Route and destinations 

Tuktoyaktuk Winter Road
 Inuvik, Northwest Territories: Loads are assigned here to be transported north.
 Mallik: An exploration site that encompasses fields of natural gas hydrates. By the end of the season, the crews working here succeed in extracting gas from these formations.
 Aput: A natural gas exploration site set up by MGM Energy; later found to contain no significant deposits, whereupon the entire camp is moved 50 miles to Langley (see below).
 Langley: MGM's second and last exploration site of the year; proves to hold sizable deposits.
 Aklavik, Northwest Territories: A small hamlet, on the Mackenzie River delta, that depends on the ice road for delivery of needed supplies.
 Tuktoyaktuk, Northwest Territories: Loads (e.g. backhauls) are assigned here to be transported south.
  Wurmlinger and Arctic Star : Two ice-locked barges that serve as headquarters for crews in the field.
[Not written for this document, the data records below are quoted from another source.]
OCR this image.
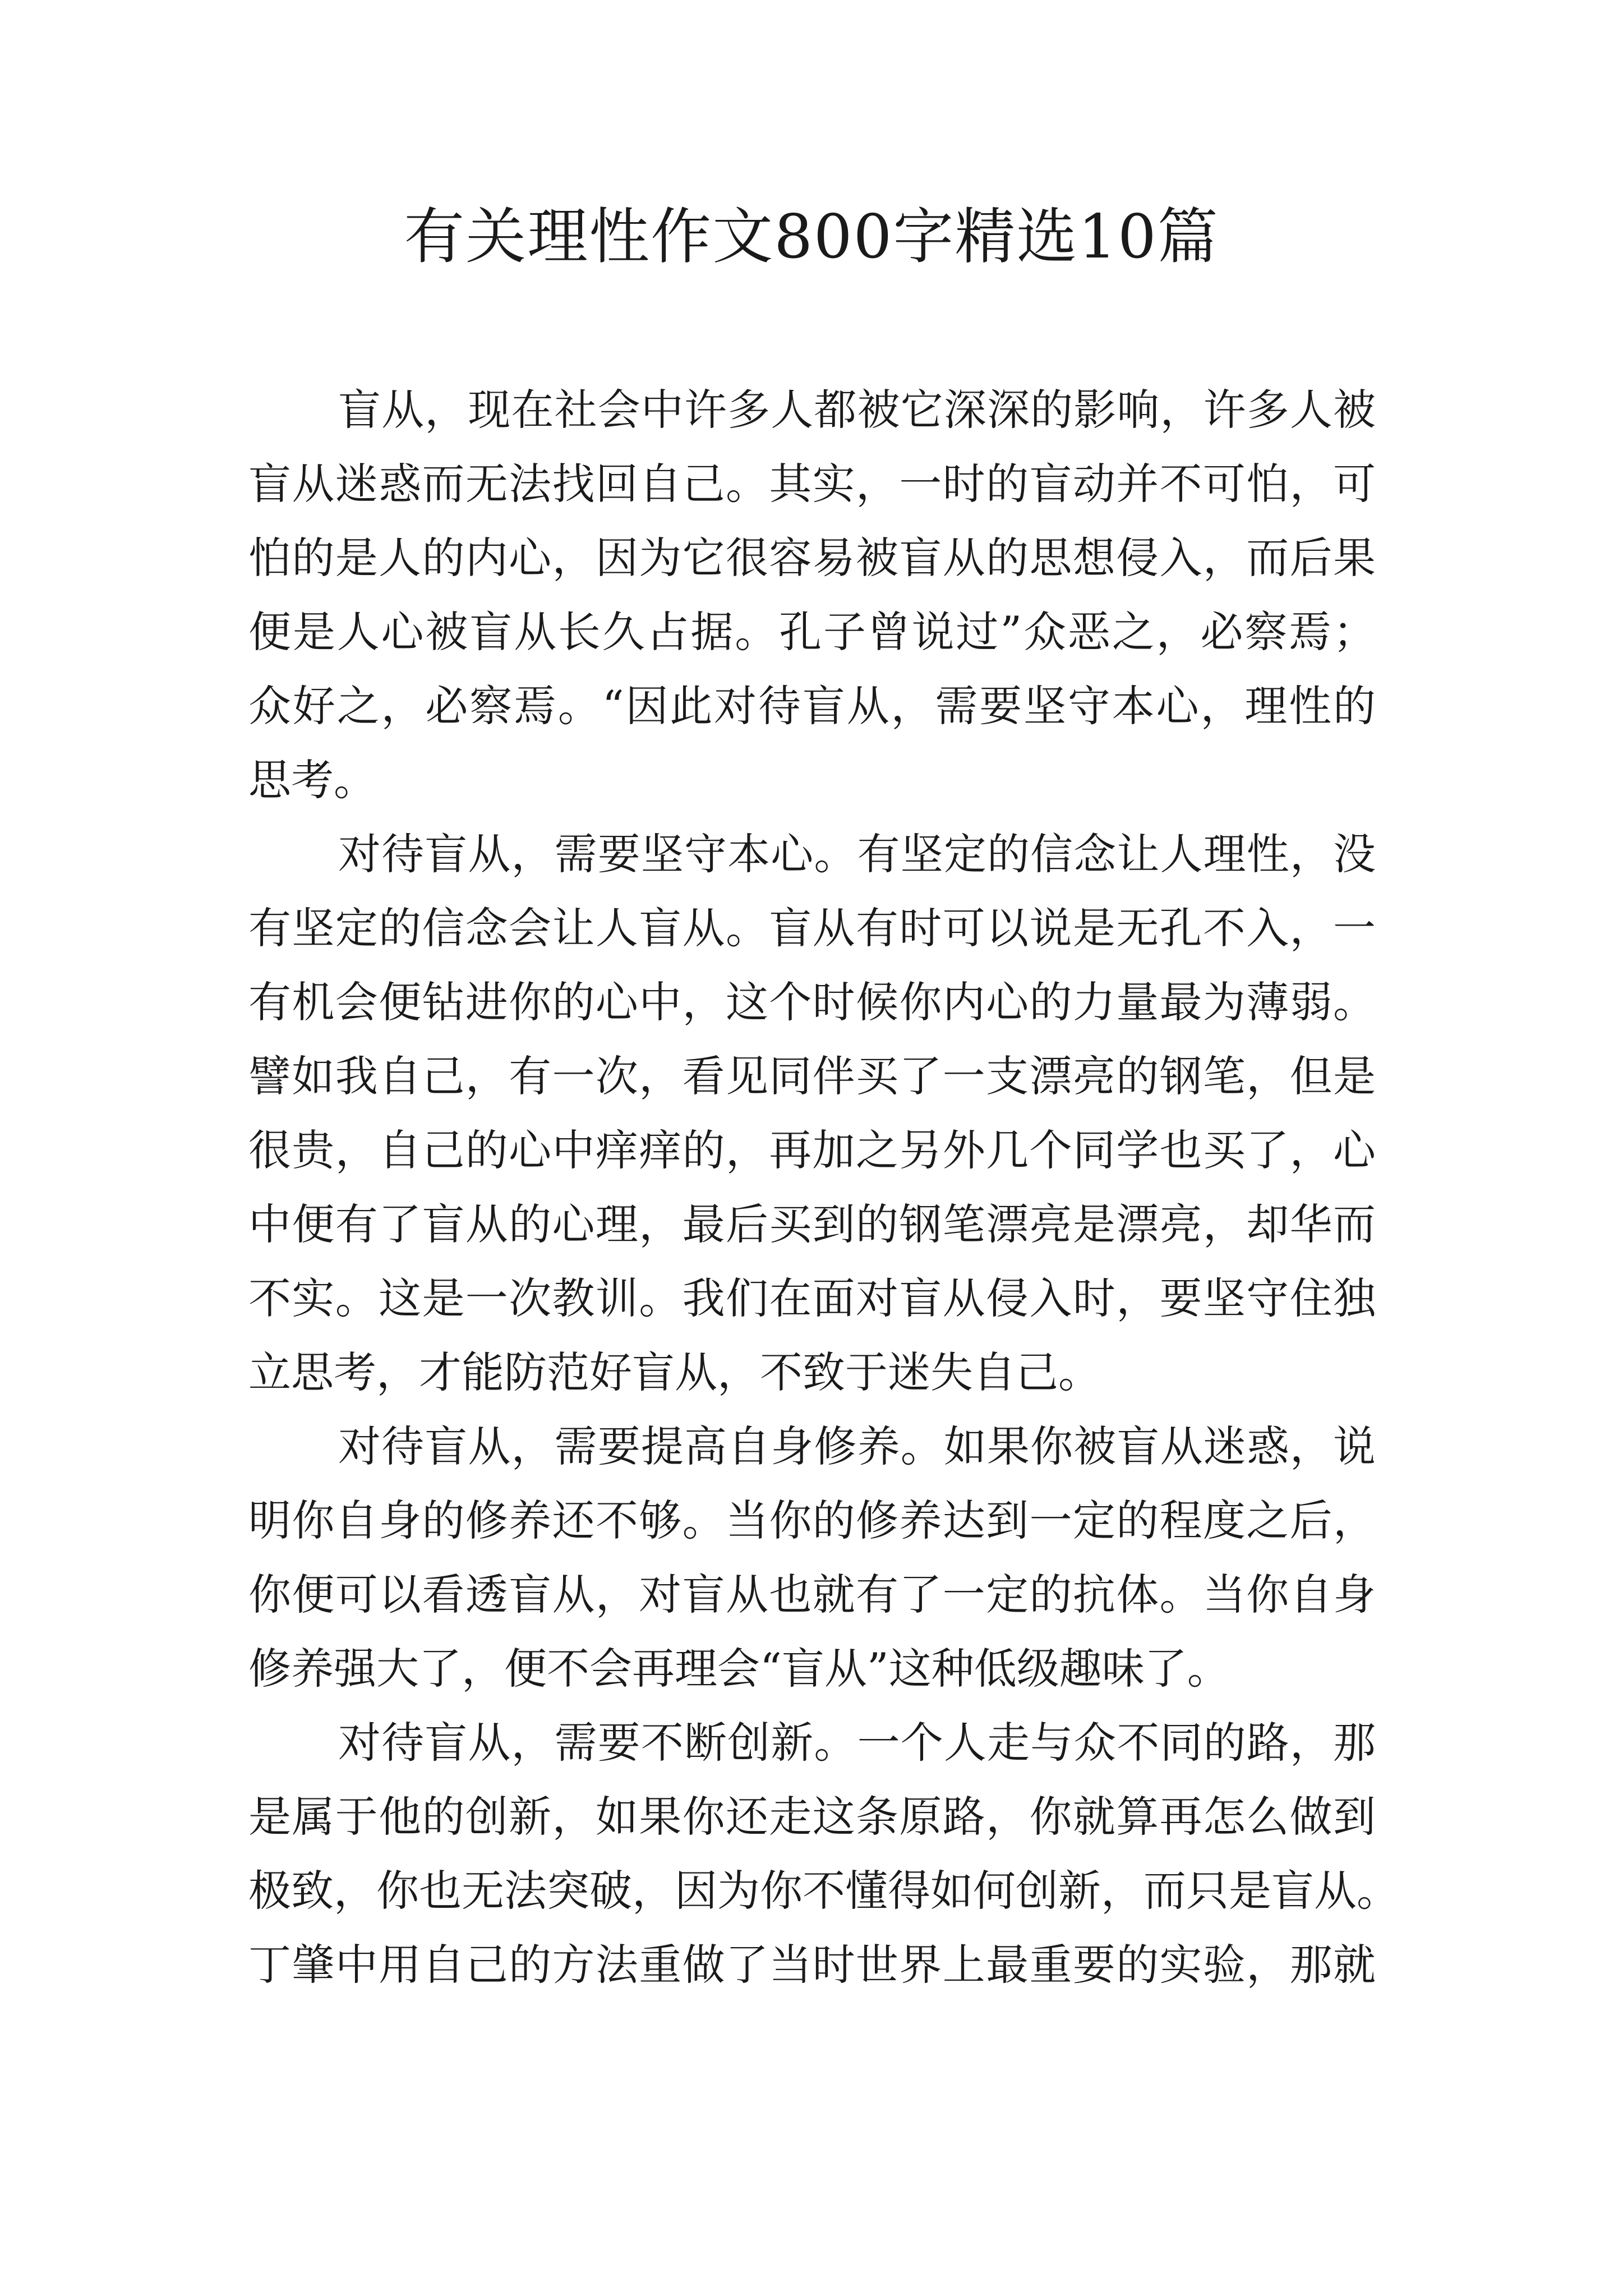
有关理性作文800字精选10篇
盲从，现在社会中许多人都被它深深的影响，许多人被
盲从迷惑而无法找回自己。其实，一时的盲动并不可怕，可
怕的是人的内心，因为它很容易被盲从的思想侵入，而后果
便是人心被盲从长久占据。孔子曾说过”众恶之，必察焉；
众好之，必察焉。“因此对待盲从，需要坚守本心，理性的
思考。
对待盲从，需要坚守本心。有坚定的信念让人理性，没
有坚定的信念会让人盲从。盲从有时可以说是无孔不入，一
有机会便钻进你的心中，这个时候你内心的力量最为薄弱。
譬如我自己，有一次，看见同伴买了一支漂亮的钢笔，但是
很贵，自己的心中痒痒的，再加之另外几个同学也买了，心
中便有了盲从的心理，最后买到的钢笔漂亮是漂亮，却华而
不实。这是一次教训。我们在面对盲从侵入时，要坚守住独
立思考，才能防范好盲从，不致于迷失自己。
对待盲从，需要提高自身修养。如果你被盲从迷惑，说
明你自身的修养还不够。当你的修养达到一定的程度之后，
你便可以看透盲从，对盲从也就有了一定的抗体。当你自身
修养强大了，便不会再理会“盲从”这种低级趣味了。
对待盲从，需要不断创新。一个人走与众不同的路，那
是属于他的创新，如果你还走这条原路，你就算再怎么做到
极致，你也无法突破，因为你不懂得如何创新，而只是盲从。
丁肇中用自己的方法重做了当时世界上最重要的实验，那就
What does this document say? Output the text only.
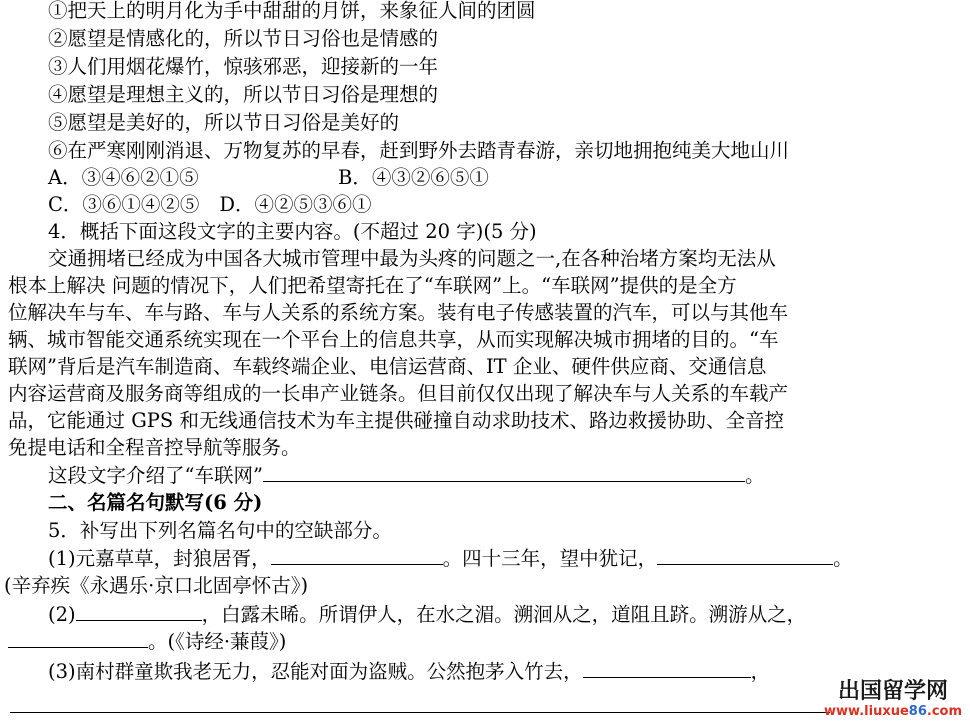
①把天上的明月化为手中甜甜的月饼，来象征人间的团圆
②愿望是情感化的，所以节日习俗也是情感的
③人们用烟花爆竹，惊骇邪恶，迎接新的一年
④愿望是理想主义的，所以节日习俗是理想的
⑤愿望是美好的，所以节日习俗是美好的
⑥在严寒刚刚消退、万物复苏的早春，赶到野外去踏青春游，亲切地拥抱纯美大地山川
A．③④⑥②①⑤	B．④③②⑥⑤①
C．③⑥①④②⑤ D．④②⑤③⑥①
4．概括下面这段文字的主要内容。(不超过 20 字)(5 分)
交通拥堵已经成为中国各大城市管理中最为头疼的问题之一,在各种治堵方案均无法从
根本上解决 问题的情况下，人们把希望寄托在了“车联网”上。“车联网”提供的是全方
位解决车与车、车与路、车与人关系的系统方案。装有电子传感装置的汽车，可以与其他车
辆、城市智能交通系统实现在一个平台上的信息共享，从而实现解决城市拥堵的目的。“车
联网”背后是汽车制造商、车载终端企业、电信运营商、IT 企业、硬件供应商、交通信息
内容运营商及服务商等组成的一长串产业链条。但目前仅仅出现了解决车与人关系的车载产
品，它能通过 GPS 和无线通信技术为车主提供碰撞自动求助技术、路边救援协助、全音控
免提电话和全程音控导航等服务。
这段文字介绍了“车联网”	。
二、名篇名句默写(6 分)
5．补写出下列名篇名句中的空缺部分。
(1)元嘉草草，封狼居胥，	。四十三年，望中犹记，	。
(辛弃疾《永遇乐·京口北固亭怀古》)
(2)	，白露未晞。所谓伊人，在水之湄。溯洄从之，道阻且跻。溯游从之，
。(《诗经·蒹葭》)
(3)南村群童欺我老无力，忍能对面为盗贼。公然抱茅入竹去，	，
出国留学网
www.liuxue86.com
In the summer the Wurmlinger carries goods around.

Final load counts 
 Sherwood — 9; spent most of the season driving on pavement in Inuvik
 Debogorski — 22 as stated in "A Trucker's Farewell"; left early for medical reasons
 Yemm — 51; fired on the last day of the season
 Swensen — 63; hauled a total of 4 million pounds, probably the most of any driver this season
 Dufresne — 67
 Rowland — 68

Episodes

Special

A special titled "Off the Ice" premiered on September 21, 2008. This episode provides a look back at the events of the season, with additional commentary from the truckers and support personnel. Topics covered include:

 Development of Canada's ice roads in general, and of commerce along the Tuktoyaktuk Winter Road in particular
 Building the road and outfitting trucks to drive along it
 The truckers' personal motivations for working in the Arctic and comparisons between there and Yellowknife
 Each group's opinions about the other (northern and southern drivers)
 Truckers' comments about key events of the season: Sherwood quitting after one day, Debogorski leaving due to health problems, Yemm's personnel disagreements and firing, Rowland hauling sewage for most of his runs.